The trend toward HIV patients being smokers is similar in high income and low income countries, Mdege noted. In the US, the prevalence of smoking by people with HIV is 50% to 70%, compared with 20% of the general population.

“We still don’t know for certain the reasons why tobacco use should be significantly higher in HIV patients; more research is needed to understand why,” Mdege added.

However, several factors could be involved, the study said. Among these are the practice of combining alcohol and drug use with tobacco, the presence of depression and other mental health issues, using smoking as a coping mechanism with HIV symptoms and medication side effects, and the misconception that HIV infection is a death sentence anyway.

The study reported that it is the largest collection of country by country data on smoking and non-smoking among HIV patients in low and middle-income countries, particularly in Africa and Asia. For example, roughly 55% of HIV patients in The Gambia smoke cigarettes.

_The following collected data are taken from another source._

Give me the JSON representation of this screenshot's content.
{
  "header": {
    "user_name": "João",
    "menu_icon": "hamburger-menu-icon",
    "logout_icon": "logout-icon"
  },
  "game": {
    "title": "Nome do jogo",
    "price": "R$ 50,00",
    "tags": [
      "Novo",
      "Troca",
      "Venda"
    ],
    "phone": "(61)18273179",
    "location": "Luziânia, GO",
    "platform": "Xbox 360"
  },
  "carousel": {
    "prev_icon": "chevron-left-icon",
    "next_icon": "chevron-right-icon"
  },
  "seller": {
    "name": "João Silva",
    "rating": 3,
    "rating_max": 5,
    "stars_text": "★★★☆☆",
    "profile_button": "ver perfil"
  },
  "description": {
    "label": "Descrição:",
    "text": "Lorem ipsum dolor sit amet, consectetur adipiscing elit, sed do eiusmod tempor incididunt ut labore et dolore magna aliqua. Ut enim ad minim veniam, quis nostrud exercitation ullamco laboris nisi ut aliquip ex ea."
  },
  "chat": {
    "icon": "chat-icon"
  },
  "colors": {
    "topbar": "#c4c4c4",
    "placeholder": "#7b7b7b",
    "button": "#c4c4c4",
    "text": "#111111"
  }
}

Overall, men and women with HIV were 41% and 36% more likely to use tobacco than those without HIV, respectively. In general, women were more likely to use smokeless tobacco products than cigarettes, possibly because of the difference in cultural norms — in many of these countries it is more acceptable for women to use snuff or chewing tobacco, the study said.

“The high prevalence of tobacco use in people living with HIV in LMICs [low and middle-income countries] mandates targeted policy and research actions to promote tobacco cessation and to improve the health outcomes in this population,” authors concluded.

Tobacco cessation programs should be integrated into overall HIV treatment programs, according to the study. Steps to accomplish that could include proactive identification of tobacco use, increasing health care providers’ awareness of the need for smoking cessation, and creating smoke-free zones in HIV treatment facilities.

“Our main concern, however, is that interventions that are used commonly throughout the world for smoking cessation do not appear to make any difference to tobacco smoking among HIV-positive individuals. This suggests that we need to tailor smoking cessation interventions to the unique needs of this population in order to tackle this issue,” Mdege said.

The study’s next step will be to try to understand what makes HIV patients more likely to smoke than people in the general population. That will enable the development of the needed specially tailored interventions, she added.